Mit ihrer Forderung nach einem Ausstieg aus dem Atomausstieg setzten
die Unionsparteien und die FDP die Bevölkerung einem untragbaren Risiko
aus." Der BUND forderte die sofortige Stilllegung der acht ältesten
Atomkraftwerke ohne dafür neuere AKW länger laufen zu lassen.
Die Altreaktoren haben laut der BUND-Studie z. T.
nur eine Drittel der Wandstärke wie modernerer Reaktoren und wiesen
eine unzureichende Notstromversorgung auf. Dadurch seien Reaktoren wie
Biblis A oder Brunsbüttel deutlich schlechter gegen Außeneinwirkungen
wie Flugzeugabstürze oder Terroranschläge oder gegen Kurzschlüsse
geschützt. Auch sei bei den alten AKW die Wahrscheinlichkeit von
gefährlichen Rissen und Kühlmittelverlusten höher.

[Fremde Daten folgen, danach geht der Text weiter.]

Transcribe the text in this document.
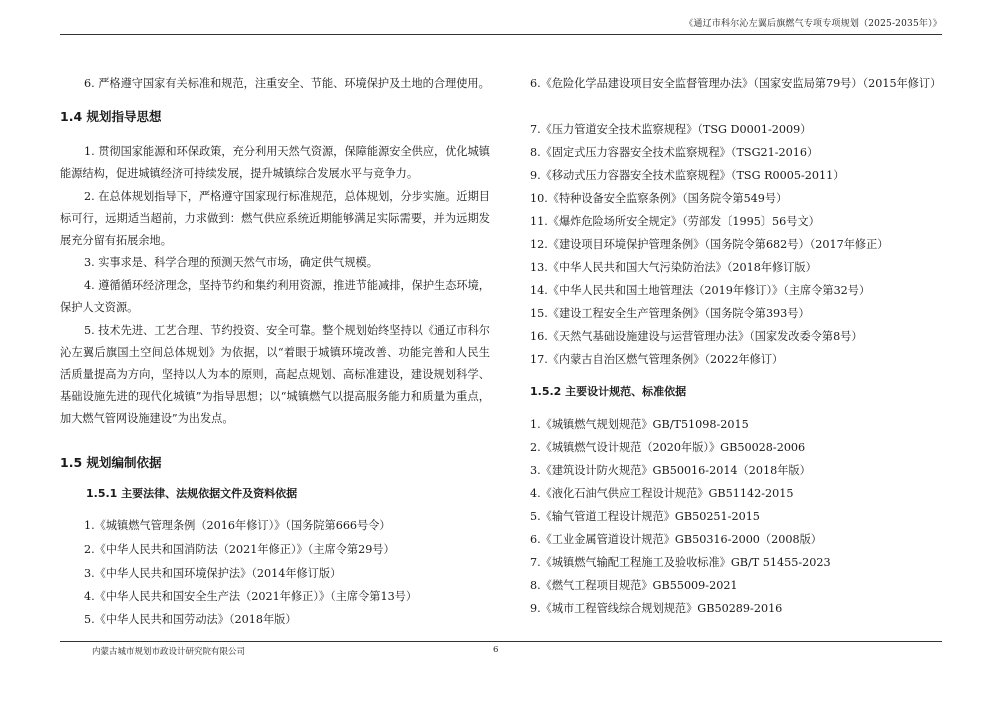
《通辽市科尔沁左翼后旗燃气专项专项规划（2025-2035年）》

6. 严格遵守国家有关标准和规范，注重安全、节能、环境保护及土地的合理使用。

1.4 规划指导思想

1. 贯彻国家能源和环保政策，充分利用天然气资源，保障能源安全供应，优化城镇能源结构，促进城镇经济可持续发展，提升城镇综合发展水平与竞争力。

2. 在总体规划指导下，严格遵守国家现行标准规范，总体规划，分步实施。近期目标可行，远期适当超前，力求做到：燃气供应系统近期能够满足实际需要，并为远期发展充分留有拓展余地。

3. 实事求是、科学合理的预测天然气市场，确定供气规模。

4. 遵循循环经济理念，坚持节约和集约利用资源，推进节能减排，保护生态环境，保护人文资源。

5. 技术先进、工艺合理、节约投资、安全可靠。整个规划始终坚持以《通辽市科尔沁左翼后旗国土空间总体规划》为依据，以“着眼于城镇环境改善、功能完善和人民生活质量提高为方向，坚持以人为本的原则，高起点规划、高标准建设，建设规划科学、基础设施先进的现代化城镇”为指导思想；以“城镇燃气以提高服务能力和质量为重点，加大燃气管网设施建设”为出发点。

1.5 规划编制依据
1.5.1 主要法律、法规依据文件及资料依据

1.《城镇燃气管理条例（2016年修订）》（国务院第666号令）

2.《中华人民共和国消防法（2021年修正）》（主席令第29号）

3.《中华人民共和国环境保护法》（2014年修订版）

4.《中华人民共和国安全生产法（2021年修正）》（主席令第13号）

5.《中华人民共和国劳动法》（2018年版）

6.《危险化学品建设项目安全监督管理办法》（国家安监局第79号）（2015年修订）

7.《压力管道安全技术监察规程》（TSG D0001-2009）

8.《固定式压力容器安全技术监察规程》（TSG21-2016）

9.《移动式压力容器安全技术监察规程》（TSG R0005-2011）

10.《特种设备安全监察条例》（国务院令第549号）

11.《爆炸危险场所安全规定》（劳部发〔1995〕56号文）

12.《建设项目环境保护管理条例》（国务院令第682号）（2017年修正）

13.《中华人民共和国大气污染防治法》（2018年修订版）

14.《中华人民共和国土地管理法（2019年修订）》（主席令第32号）

15.《建设工程安全生产管理条例》（国务院令第393号）

16.《天然气基础设施建设与运营管理办法》（国家发改委令第8号）

17.《内蒙古自治区燃气管理条例》（2022年修订）

1.5.2 主要设计规范、标准依据

1.《城镇燃气规划规范》GB/T51098-2015

2.《城镇燃气设计规范（2020年版）》GB50028-2006

3.《建筑设计防火规范》GB50016-2014（2018年版）

4.《液化石油气供应工程设计规范》GB51142-2015

5.《输气管道工程设计规范》GB50251-2015

6.《工业金属管道设计规范》GB50316-2000（2008版）

7.《城镇燃气输配工程施工及验收标准》GB/T 51455-2023

8.《燃气工程项目规范》GB55009-2021

9.《城市工程管线综合规划规范》GB50289-2016

内蒙古城市规划市政设计研究院有限公司	6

Nachrüstungsmaßnahmen hätten die Sicherheit bisher nicht erhöhen
können.
Oda Becker, Physikerin und Autorin der Studie: "Die
Sicherheitsstandards der alten AKW werden bereits bei der Bauplanung
festgelegt und können nicht mehr verbessert werden. Zwar sprechen die
AKW-Betreiber gerne davon, dass ihre Reaktoren auf den neusten
Sicherheitsstandard nachgerüstet werden. Doch die Realität sieht anders
aus. Und auch wenn Nachrüstungen im Einzelfall möglich sind, erreichen
sie nicht den Stand von Wissenschaft und Technik. In der Regel erfolgen
die Nachrüstungen sehr schleppend und sind zum Teil fehlerhaft. Oft
werden sie unterlassen, weil sie den Betreibern schlicht zu teuer
sind."
Noch weitgehend unerforscht und schwer beherrschbar
seien die Risiken durch Alterungsprozesse. Zum Teil würden Mängel wie
Risse, Materialermüdungen oder Veränderungen elektrischer und anderer
physikalischer Eigenschaften schon seit längerem bestehen und nur rein
zufällig entdeckt. Es müsse davon ausgegangen werden, dass auch zurzeit
nicht alle bestehenden Fehler in deutschen Atomkraftwerken bekannt
seien, sonders erst bei einem Störfall bemerkt würden.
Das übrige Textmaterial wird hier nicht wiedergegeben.